The position of the fish is not known to the diver. At each time instance, the diver knows it’s own position and when they perform an action, they can observe the immediate reward. The diver goes through multiple episodes of the game with fixed fish positions and the goal for the student is to implement the code for the diver agent that allows it to find a policy that maximizes the reward in the game.
For more details, please refer to the code inside the provided skeletons.
Provided code
The code skeleton will be provided for you in Python. You should modify the player file player.py and you may also create new files. The files included in the skeleton, other than player.py, may be modified locally but keep in mind that they will be overwritten on Kattis. You only need to upload the player file, and of course any additional python files you have created.

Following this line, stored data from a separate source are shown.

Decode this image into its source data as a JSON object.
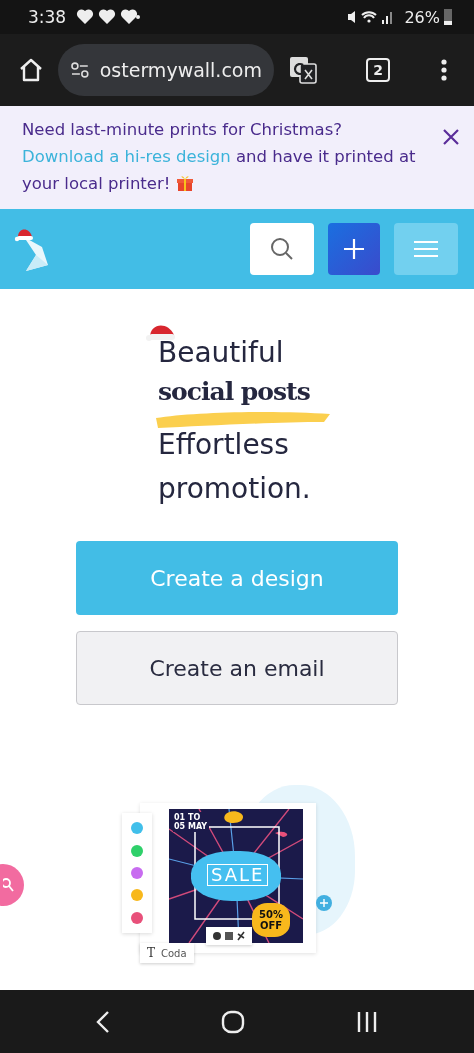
{
  "status_bar": {
    "time": "3:38",
    "battery": "26%"
  },
  "browser": {
    "url": "ostermywall.com",
    "tab_count": "2"
  },
  "banner": {
    "text_before": "Need last-minute prints for Christmas? ",
    "link": "Download a hi-res design",
    "text_after": " and have it printed at your local printer!"
  },
  "hero": {
    "line_1": "Beautiful",
    "highlight": "social posts",
    "line_3": "Effortless",
    "line_4": "promotion."
  },
  "buttons": [
    {
      "label": "Create a design",
      "kind": "primary"
    },
    {
      "label": "Create an email",
      "kind": "secondary"
    }
  ],
  "preview": {
    "swatches": [
      {
        "color": "#41bfea"
      },
      {
        "color": "#2fd06a"
      },
      {
        "color": "#c86cf0"
      },
      {
        "color": "#f8b81c"
      },
      {
        "color": "#e8507a"
      }
    ],
    "date": "01 TO 05 MAY",
    "title": "SALE",
    "badge": "50% OFF",
    "text_tool": "T",
    "font": "Coda"
  }
}
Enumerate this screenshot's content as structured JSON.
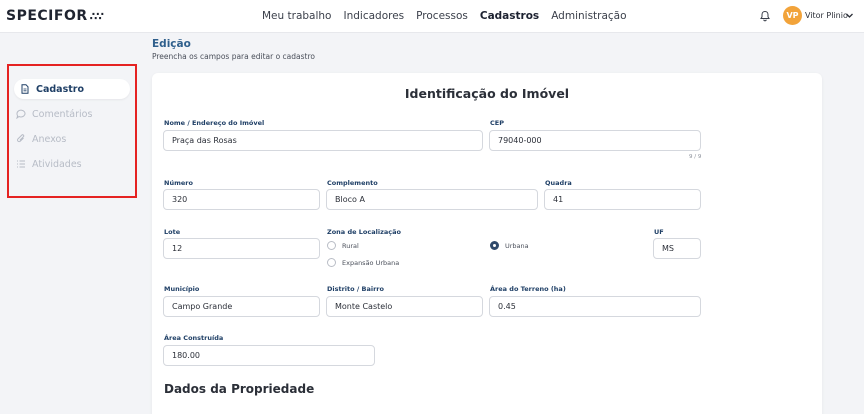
{
  "brand": {
    "name": "SPECIFOR",
    "mark": "∴∵"
  },
  "nav": {
    "items": [
      "Meu trabalho",
      "Indicadores",
      "Processos",
      "Cadastros",
      "Administração"
    ],
    "active": "Cadastros"
  },
  "user": {
    "initials": "VP",
    "name": "Vitor Plinio"
  },
  "page": {
    "title": "Edição",
    "subtitle": "Preencha os campos para editar o cadastro"
  },
  "sidebar": {
    "items": [
      {
        "label": "Cadastro",
        "icon": "document-icon",
        "active": true
      },
      {
        "label": "Comentários",
        "icon": "comment-icon",
        "active": false
      },
      {
        "label": "Anexos",
        "icon": "paperclip-icon",
        "active": false
      },
      {
        "label": "Atividades",
        "icon": "list-icon",
        "active": false
      }
    ]
  },
  "form": {
    "section_title": "Identificação do Imóvel",
    "nome_endereco": {
      "label": "Nome / Endereço do Imóvel",
      "value": "Praça das Rosas"
    },
    "cep": {
      "label": "CEP",
      "value": "79040-000",
      "counter": "9 / 9"
    },
    "numero": {
      "label": "Número",
      "value": "320"
    },
    "complemento": {
      "label": "Complemento",
      "value": "Bloco A"
    },
    "quadra": {
      "label": "Quadra",
      "value": "41"
    },
    "lote": {
      "label": "Lote",
      "value": "12"
    },
    "zona": {
      "label": "Zona de Localização",
      "options": [
        "Rural",
        "Expansão Urbana",
        "Urbana"
      ],
      "selected": "Urbana"
    },
    "uf": {
      "label": "UF",
      "value": "MS"
    },
    "municipio": {
      "label": "Município",
      "value": "Campo Grande"
    },
    "distrito": {
      "label": "Distrito / Bairro",
      "value": "Monte Castelo"
    },
    "area_terreno": {
      "label": "Área do Terreno (ha)",
      "value": "0.45"
    },
    "area_construida": {
      "label": "Área Construída",
      "value": "180.00"
    }
  },
  "section2": {
    "title": "Dados da Propriedade"
  },
  "colors": {
    "accent": "#2f5f8c",
    "highlight_border": "#e52222",
    "avatar": "#f2a33a"
  }
}
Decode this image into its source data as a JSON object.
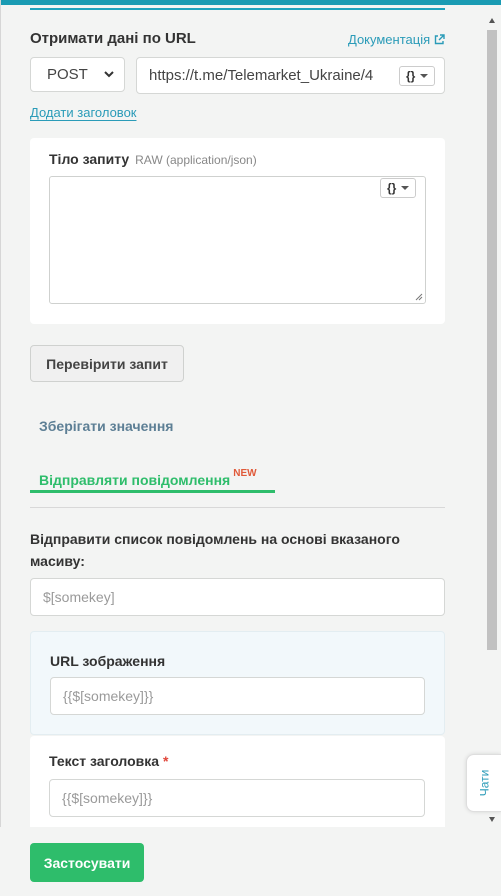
{
  "request": {
    "title": "Отримати дані по URL",
    "docs_link": "Документація",
    "method": "POST",
    "url": "https://t.me/Telemarket_Ukraine/4",
    "var_button": "{}",
    "add_header": "Додати заголовок"
  },
  "body": {
    "title": "Тіло запиту",
    "format": "RAW (application/json)",
    "value": ""
  },
  "check_button": "Перевірити запит",
  "tabs": {
    "save_values": "Зберігати значення",
    "send_messages": "Відправляти повідомлення",
    "new_badge": "NEW"
  },
  "messages": {
    "description": "Відправити список повідомлень на основі вказаного масиву:",
    "array_placeholder": "$[somekey]",
    "image_url_label": "URL зображення",
    "image_url_placeholder": "{{$[somekey]}}",
    "heading_label": "Текст заголовка",
    "required_mark": "*",
    "heading_placeholder": "{{$[somekey]}}"
  },
  "chat_tab": "Чати",
  "apply_button": "Застосувати",
  "colors": {
    "accent": "#2a9bb8",
    "primary": "#2ebd6b",
    "danger": "#e0463a"
  },
  "icons": [
    "external-link-icon",
    "chevron-down-icon",
    "caret-down-icon",
    "resize-handle-icon"
  ]
}
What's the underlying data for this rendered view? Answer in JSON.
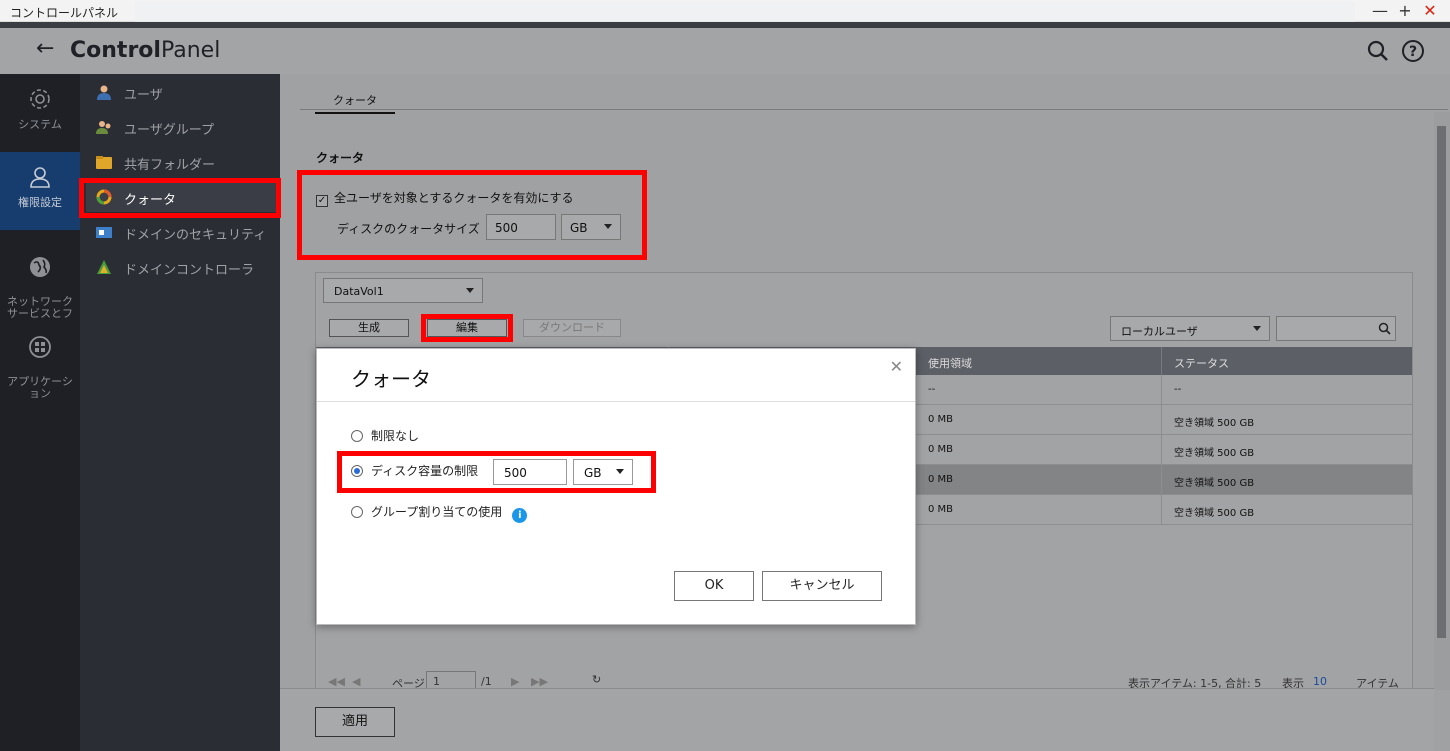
{
  "window": {
    "title": "コントロールパネル",
    "minimize": "—",
    "maximize": "+",
    "close": "✕"
  },
  "header": {
    "back": "←",
    "title_bold": "Control",
    "title_rest": "Panel"
  },
  "rail": [
    {
      "label": "システム",
      "icon": "gear-icon"
    },
    {
      "label": "権限設定",
      "icon": "user-icon"
    },
    {
      "label": "ネットワーク\nサービスとフ",
      "icon": "globe-icon"
    },
    {
      "label": "アプリケーシ\nョン",
      "icon": "apps-icon"
    }
  ],
  "subnav": [
    {
      "label": "ユーザ"
    },
    {
      "label": "ユーザグループ"
    },
    {
      "label": "共有フォルダー"
    },
    {
      "label": "クォータ"
    },
    {
      "label": "ドメインのセキュリティ"
    },
    {
      "label": "ドメインコントローラ"
    }
  ],
  "main": {
    "tab": "クォータ",
    "section_title": "クォータ",
    "enable_label": "全ユーザを対象とするクォータを有効にする",
    "disk_label": "ディスクのクォータサイズ",
    "disk_value": "500",
    "disk_unit": "GB",
    "volume": "DataVol1",
    "btn_create": "生成",
    "btn_edit": "編集",
    "btn_download": "ダウンロード",
    "user_filter": "ローカルユーザ",
    "columns": {
      "used": "使用領域",
      "status": "ステータス"
    },
    "rows": [
      {
        "used": "--",
        "status": "--"
      },
      {
        "used": "0 MB",
        "status": "空き領域 500 GB"
      },
      {
        "used": "0 MB",
        "status": "空き領域 500 GB"
      },
      {
        "used": "0 MB",
        "status": "空き領域 500 GB"
      },
      {
        "used": "0 MB",
        "status": "空き領域 500 GB"
      }
    ],
    "pager": {
      "page_label": "ページ",
      "page": "1",
      "total": "/1",
      "summary": "表示アイテム: 1-5, 合計: 5",
      "show": "表示",
      "per_page": "10",
      "items": "アイテム"
    },
    "apply": "適用"
  },
  "dialog": {
    "title": "クォータ",
    "close": "✕",
    "opt_unlimited": "制限なし",
    "opt_limit": "ディスク容量の制限",
    "limit_value": "500",
    "limit_unit": "GB",
    "opt_group": "グループ割り当ての使用",
    "ok": "OK",
    "cancel": "キャンセル"
  },
  "colors": {
    "highlight": "#ff0000",
    "rail_active": "#163d6e",
    "info": "#1a97e8"
  }
}
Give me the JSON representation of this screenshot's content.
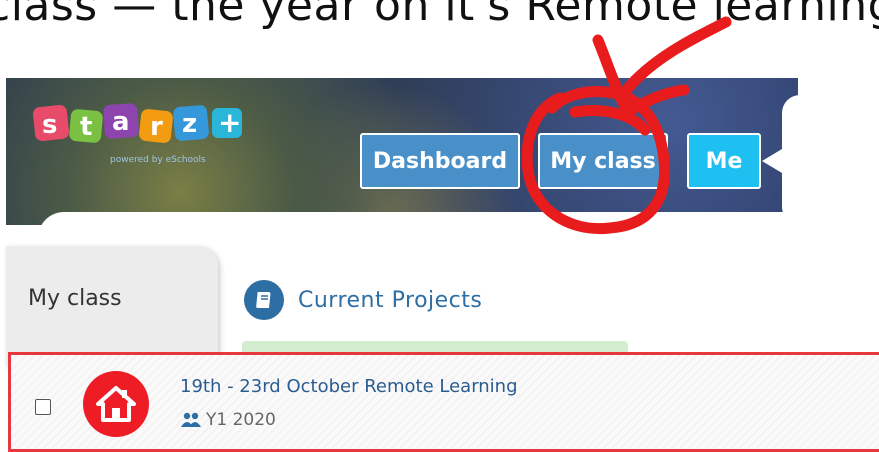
{
  "caption": {
    "text": "class — the year on it's Remote learning activ..."
  },
  "header": {
    "logo_text": [
      "s",
      "t",
      "a",
      "r",
      "z",
      "+"
    ],
    "logo_sub": "powered by eSchools",
    "nav": {
      "dashboard": "Dashboard",
      "my_class": "My class",
      "me": "Me"
    }
  },
  "tabs": {
    "my_class": "My class",
    "current_projects": "Current Projects"
  },
  "project": {
    "title": "19th - 23rd October Remote Learning",
    "group": "Y1 2020"
  },
  "colors": {
    "nav_blue": "#4a90c8",
    "me_cyan": "#1ec0f2",
    "accent_red": "#e8383f",
    "project_blue": "#2d6ea5"
  },
  "icons": {
    "book": "book-icon",
    "home": "home-icon",
    "people": "people-icon"
  }
}
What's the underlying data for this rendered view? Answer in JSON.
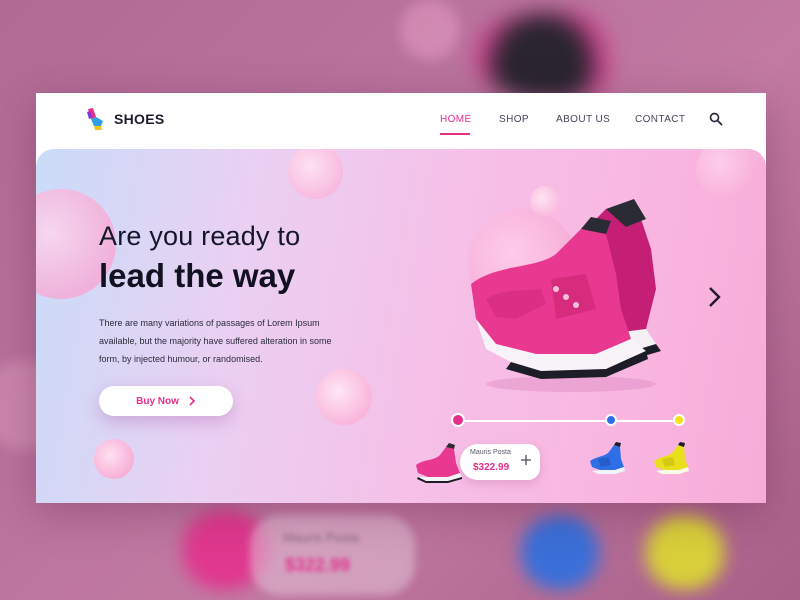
{
  "brand": {
    "name": "SHOES"
  },
  "nav": {
    "items": [
      {
        "label": "HOME",
        "active": true
      },
      {
        "label": "SHOP",
        "active": false
      },
      {
        "label": "ABOUT US",
        "active": false
      },
      {
        "label": "CONTACT",
        "active": false
      }
    ],
    "search_icon": "search-icon"
  },
  "hero": {
    "headline_line1": "Are you ready to",
    "headline_line2": "lead the way",
    "description": "There are many variations of passages of Lorem Ipsum available, but the majority have suffered alteration in some form, by injected humour, or randomised.",
    "cta_label": "Buy Now",
    "cta_icon": "chevron-right-icon",
    "next_icon": "chevron-right-icon"
  },
  "product": {
    "name": "Mauris Posta",
    "price": "$322.99",
    "add_icon": "plus-icon"
  },
  "color_options": [
    {
      "name": "pink",
      "color": "#e62e8b",
      "selected": true
    },
    {
      "name": "blue",
      "color": "#2f6fe6",
      "selected": false
    },
    {
      "name": "yellow",
      "color": "#f4e01b",
      "selected": false
    }
  ],
  "colors": {
    "accent": "#e62e8b",
    "text_dark": "#16162a"
  }
}
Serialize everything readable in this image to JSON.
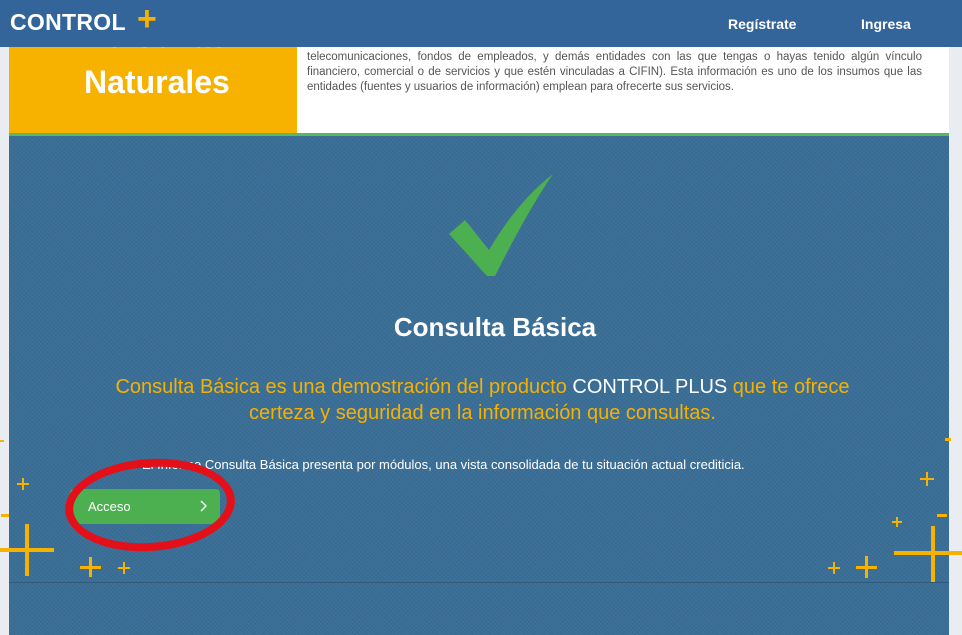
{
  "header": {
    "logo_text": "CONTROL",
    "logo_plus": "+",
    "nav": {
      "register_label": "Regístrate",
      "login_label": "Ingresa"
    }
  },
  "hero": {
    "title_line1": "Personas",
    "title_line2": "Naturales",
    "text": "telecomunicaciones, fondos de empleados, y demás entidades con las que tengas o hayas tenido algún vínculo financiero, comercial o de servicios y que estén vinculadas a CIFIN). Esta información es uno de los insumos que las entidades (fuentes y usuarios de información) emplean para ofrecerte sus servicios."
  },
  "main": {
    "icon": "checkmark-icon",
    "title": "Consulta Básica",
    "subtitle_part1": "Consulta Básica es una demostración del producto ",
    "subtitle_brand": "CONTROL PLUS",
    "subtitle_part2": " que te ofrece certeza y seguridad en la información que consultas.",
    "description": "El Informe Consulta Básica presenta por módulos, una vista consolidada de tu situación actual crediticia.",
    "button_label": "Acceso",
    "button_icon": "chevron-right-icon"
  },
  "colors": {
    "topbar": "#34659a",
    "accent_yellow": "#f7b200",
    "panel_blue": "#3a6e96",
    "button_green": "#4caf50",
    "checkmark_green": "#4caf50",
    "annotation_red": "#e3101a"
  }
}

The Python code skeleton is available in the attachments. You can check the installation instructions in the text file README.md.
Your implementation will be called to retrieve the policy that will be used to evaluate your agent in a given scenario. In each step of the learning algorithm, the skeleton queries the environment to receive the reward given the action. Be aware that the judge might sometimes also check different functions of the code. Therefore, you should not modify any function names or input arguments that are provided in the skeleton. Of course, you can extend the class.
The settings.yml also allows you to vary the use of the graphics interface (toggle visualize_exploration).
Input
Your interface with the judge is the player file player.py. For this first problem, look for a PlayerControllerRandom class within player.py. You will edit the self.random_agent() method within the class. After editing player.py, rename it as player_1.py for submission.
A sample scenario is provided in the code skeleton (the settings.yml file). You are invited to vary the scenario by modifying the settings.yml to test your RL agent on different scenarios.
Output
The skeleton handles all the output for you. Avoid using stdin and stdout. (Use stderr for debugging.)
You are able to test your random agent by executing: "python main.py settings.yml". You should be able to see messages printed on the standard output (see Figure 2).